For all those young writers and artists out there, there may be a new way to see your dreams come true.
Developed locally by Eleet technologies, which is based in Oviedo, a new website has emerged on the scene that allows children, and interested adults, to let their fingers do the walking all the way to a published book.
Whether it be a young storyteller who has great tales to tell or a young illustrator who has art to show, Scribblitt.com is an outlet that puts dreams into hard copy.
The website, designed at a kid-friendly level, allows users to go in and write a story online and pick accompany ink illustrations provided. For those with artistic talents, the option to scan and upload drawings is also available.
However, for those interested in just writing, users can custom design characters already drafted on the site.
"We knew most websites like this are very cumbersome to use, so we took a step back from that and thought, 'What do you really need to do to create a book?' Well you have to have an account, and if you can just click and give your book a title, that's how you start," said Josh Strzalko, founder of the site creator Eleet Technologies. "Once you put a title in, you can just start writing page after page after page. When you create an illustration, you just click there and illustrate it or upload it directly into [a] book."
After the book is complete, there is an option to purchase a hard-copy, published version of the book for $24.99. Stories can be up to 20 pages long and come published in an 8-inch by 8-inch square book. The website is free for users, but an account must be created to begin so that work can be saved.
"I think it provides a great sense of accomplishment to kids to actually produce a professionally bound copy of something they've created, and having that sense of accomplishment is what it's all about," said Andrea Bergstein, founder of the site. "Putting their creative minds to work and that payoff of having something they can hold or give as a gift to keep forever is a great feeling."
Bergstein came up with the idea for the site after seeing her two daughters look for an outlet to show off their talents. With one daughter who loves to write and one daughter who loves to draw, Bergstein wanted to create a way for them to get their work published without the hassle of selling their ideas to a publishing company.

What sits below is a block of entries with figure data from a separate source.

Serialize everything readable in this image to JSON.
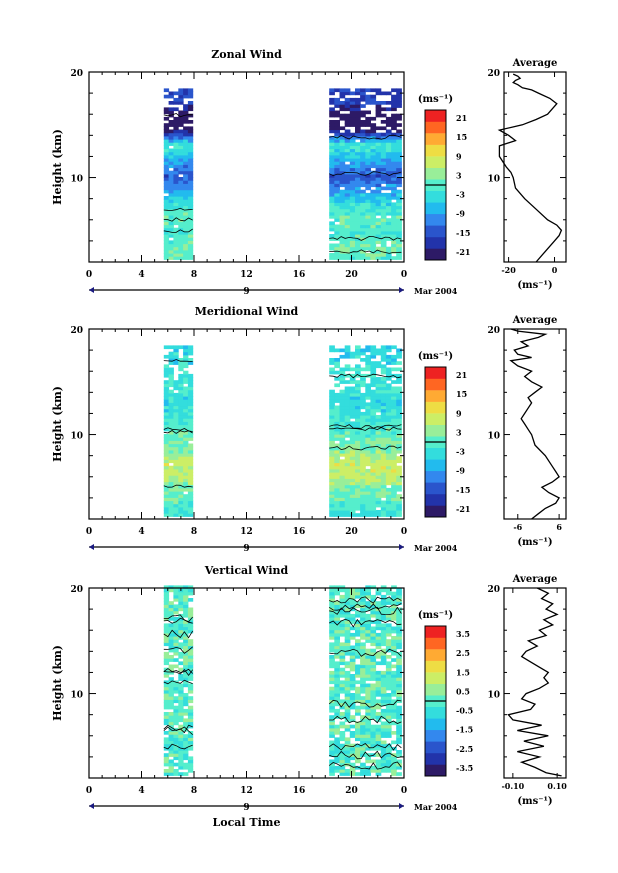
{
  "panels": [
    {
      "title": "Zonal Wind",
      "ylabel": "Height (km)",
      "yticks": [
        "20",
        "10"
      ],
      "xticks": [
        "0",
        "4",
        "8",
        "12",
        "16",
        "20",
        "0"
      ],
      "day_label": "9",
      "month_label": "Mar 2004",
      "colorbar_unit": "(ms⁻¹)",
      "colorbar_ticks": [
        "21",
        "15",
        "9",
        "3",
        "-3",
        "-9",
        "-15",
        "-21"
      ],
      "avg_title": "Average",
      "avg_xticks": [
        "-20",
        "0"
      ],
      "avg_xunit": "(ms⁻¹)",
      "avg_yticks": [
        "20",
        "10"
      ]
    },
    {
      "title": "Meridional Wind",
      "ylabel": "Height (km)",
      "yticks": [
        "20",
        "10"
      ],
      "xticks": [
        "0",
        "4",
        "8",
        "12",
        "16",
        "20",
        "0"
      ],
      "day_label": "9",
      "month_label": "Mar 2004",
      "colorbar_unit": "(ms⁻¹)",
      "colorbar_ticks": [
        "21",
        "15",
        "9",
        "3",
        "-3",
        "-9",
        "-15",
        "-21"
      ],
      "avg_title": "Average",
      "avg_xticks": [
        "-6",
        "6"
      ],
      "avg_xunit": "(ms⁻¹)",
      "avg_yticks": [
        "20",
        "10"
      ]
    },
    {
      "title": "Vertical Wind",
      "ylabel": "Height (km)",
      "yticks": [
        "20",
        "10"
      ],
      "xticks": [
        "0",
        "4",
        "8",
        "12",
        "16",
        "20",
        "0"
      ],
      "day_label": "9",
      "month_label": "Mar 2004",
      "xlabel": "Local Time",
      "colorbar_unit": "(ms⁻¹)",
      "colorbar_ticks": [
        "3.5",
        "2.5",
        "1.5",
        "0.5",
        "-0.5",
        "-1.5",
        "-2.5",
        "-3.5"
      ],
      "avg_title": "Average",
      "avg_xticks": [
        "-0.10",
        "0.10"
      ],
      "avg_xunit": "(ms⁻¹)",
      "avg_yticks": [
        "20",
        "10"
      ]
    }
  ],
  "colors": {
    "scale": [
      "#2d1a66",
      "#2233aa",
      "#2a55cc",
      "#3388ee",
      "#22bbee",
      "#33dddd",
      "#55eecc",
      "#99ee99",
      "#ccee66",
      "#eedd44",
      "#ffaa33",
      "#ff6622",
      "#ee2222"
    ]
  },
  "chart_data": [
    {
      "type": "heatmap",
      "title": "Zonal Wind",
      "ylabel": "Height (km)",
      "ylim": [
        2,
        20
      ],
      "xlim": [
        0,
        24
      ],
      "clim": [
        -21,
        21
      ],
      "observation_windows_local_time": [
        [
          5.7,
          7.9
        ],
        [
          18.3,
          23.8
        ]
      ],
      "height_top_km": [
        [
          18.3
        ],
        [
          18.4
        ]
      ],
      "profile_km": [
        2,
        3,
        4,
        5,
        6,
        7,
        8,
        9,
        10,
        11,
        12,
        13,
        14,
        15,
        16,
        17
      ],
      "profile_ms": [
        -1,
        2,
        0,
        -1,
        1,
        -2,
        -6,
        -10,
        -14,
        -10,
        -5,
        -2,
        -16,
        -26,
        -22,
        -16
      ]
    },
    {
      "type": "line",
      "title": "Average",
      "xlabel": "(ms⁻¹)",
      "ylabel": "",
      "xlim": [
        -22,
        5
      ],
      "ylim": [
        2,
        20
      ],
      "x": [
        -8,
        -4,
        0,
        2,
        3,
        1,
        -3,
        -8,
        -13,
        -17,
        -18,
        -19,
        -21,
        -24,
        -24,
        -17,
        -20,
        -24,
        -14,
        -8,
        -3,
        -1,
        1,
        -2,
        -7,
        -10,
        -14,
        -16,
        -18,
        -17,
        -15,
        -16,
        -18
      ],
      "y": [
        2,
        3,
        4,
        4.5,
        5,
        5.5,
        6,
        7,
        8,
        9,
        10,
        10.5,
        11,
        12,
        13,
        13.5,
        14,
        14.5,
        15,
        15.5,
        16,
        16.5,
        17,
        17.5,
        18,
        18.3,
        18.5,
        18.8,
        19,
        19.2,
        19.4,
        19.6,
        19.8
      ]
    },
    {
      "type": "heatmap",
      "title": "Meridional Wind",
      "ylabel": "Height (km)",
      "ylim": [
        2,
        20
      ],
      "xlim": [
        0,
        24
      ],
      "clim": [
        -21,
        21
      ],
      "observation_windows_local_time": [
        [
          5.7,
          7.9
        ],
        [
          18.3,
          23.8
        ]
      ],
      "profile_km": [
        2,
        3,
        4,
        5,
        6,
        7,
        8,
        9,
        10,
        11,
        12,
        13,
        14,
        15,
        16,
        17
      ],
      "profile_ms": [
        -3,
        -1,
        1,
        3,
        6,
        7,
        4,
        1,
        0,
        -1,
        -3,
        -4,
        -2,
        -3,
        -1,
        -4
      ]
    },
    {
      "type": "line",
      "title": "Average",
      "xlabel": "(ms⁻¹)",
      "ylabel": "",
      "xlim": [
        -10,
        8
      ],
      "ylim": [
        2,
        20
      ],
      "x": [
        -2,
        0,
        2,
        5,
        6,
        3,
        1,
        4,
        6,
        5,
        4,
        2,
        -1,
        -2,
        -3,
        -4,
        -5,
        -4,
        -3,
        -2,
        -3,
        -1,
        1,
        -2,
        -4,
        -2,
        -6,
        -8,
        -2,
        -6,
        -7,
        -3,
        -5,
        0,
        2,
        -6,
        -8
      ],
      "y": [
        2,
        2.5,
        3,
        3.5,
        4,
        4.5,
        5,
        5.5,
        6,
        6.5,
        7,
        8,
        9,
        10,
        10.5,
        11,
        11.5,
        12,
        12.5,
        13,
        13.5,
        14,
        14.5,
        15,
        15.5,
        16,
        16.5,
        17,
        17.3,
        17.6,
        18,
        18.4,
        18.8,
        19.2,
        19.5,
        19.8,
        20
      ]
    },
    {
      "type": "heatmap",
      "title": "Vertical Wind",
      "ylabel": "Height (km)",
      "xlabel": "Local Time",
      "ylim": [
        2,
        20
      ],
      "xlim": [
        0,
        24
      ],
      "clim": [
        -3.5,
        3.5
      ],
      "observation_windows_local_time": [
        [
          5.7,
          7.9
        ],
        [
          18.3,
          23.8
        ]
      ],
      "profile_km": [
        2,
        5,
        8,
        11,
        14,
        17,
        20
      ],
      "profile_ms": [
        0.0,
        -0.2,
        0.1,
        -0.1,
        0.2,
        -0.1,
        0.0
      ]
    },
    {
      "type": "line",
      "title": "Average",
      "xlabel": "(ms⁻¹)",
      "ylabel": "",
      "xlim": [
        -0.14,
        0.14
      ],
      "ylim": [
        2,
        20
      ],
      "x": [
        0.12,
        0.05,
        0.0,
        -0.06,
        0.02,
        -0.08,
        0.04,
        -0.05,
        0.06,
        -0.08,
        0.03,
        -0.1,
        -0.12,
        -0.02,
        0.0,
        -0.06,
        -0.04,
        0.02,
        0.06,
        0.04,
        0.06,
        0.02,
        -0.02,
        -0.06,
        -0.04,
        0.01,
        -0.03,
        0.05,
        0.02,
        0.08,
        0.04,
        0.1,
        0.05,
        0.08,
        0.03,
        0.06,
        0.01
      ],
      "y": [
        2.2,
        2.5,
        3,
        3.5,
        4,
        4.5,
        5,
        5.5,
        6,
        6.5,
        7,
        7.5,
        8,
        8.5,
        9,
        9.5,
        10,
        10.5,
        11,
        11.5,
        12,
        12.5,
        13,
        13.5,
        14,
        14.5,
        15,
        15.5,
        16,
        16.5,
        17,
        17.5,
        18,
        18.5,
        19,
        19.5,
        20
      ]
    }
  ]
}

With money out of her own pocket, Bergstein set out to create the site with the help of Eleet Technologies. With much hard work, she said the site launched in May with a surge of interest. The site has garnered more than 40,000 hits since its debut and has accumulated 2,000 registered users.
"One of the things I wanted to do was help provide tools to create professional products," Bergstein said. "There are writing tools that help kids work through the structure of a story and build a proper story with a beginning, middle and an end, and tools for story starters in case you can't think of a story to write."
"...For my younger daughter, I would scan her drawings and upload them into the computer and include them in the story, but for my older daughter, I created a tool for those who can't draw and you can pick a head, a body, add on characters and create your own images. We hired an illustrator to create those images and there's some technology that allows kids to pick and click and do their own creating right there on the site."
The site also features interviews with popular children's authors to inspire kids to keep writing. This month the author is Gordon Korman, author of more than 70 novels for kids and young adults. Alongside these interviews, a featured "Scribbler" is selected to showcase some of the talent that is being submitted on the site. Additionally, the site announces contests and has word games.
Although there are still some bugs to work out, Strzalko said the site should be very user-friendly and the team is still working on some new features. Next week, the site will offer the opportunity to create comic books as well as storybooks for those who like a little action behind their words. Comics can be printed just like regular storybooks, but come in comic-book form.
Bergstein also said she is hoping to work with local schools so educators can use the site as a learning tool. Because the site is accessible through any computer, it allows teachers to use it as platform for children to expand their writing capabilities. The site also offers fundraising opportunities where participating schools can receive 10 percent of all the book sales made from their school.
"We're just beginning, but I'm hoping lots more schools will be interested in talking with me about doing a project with them," Bergstein said. "I know I would much rather have my kids be doing something like this that powers their brain."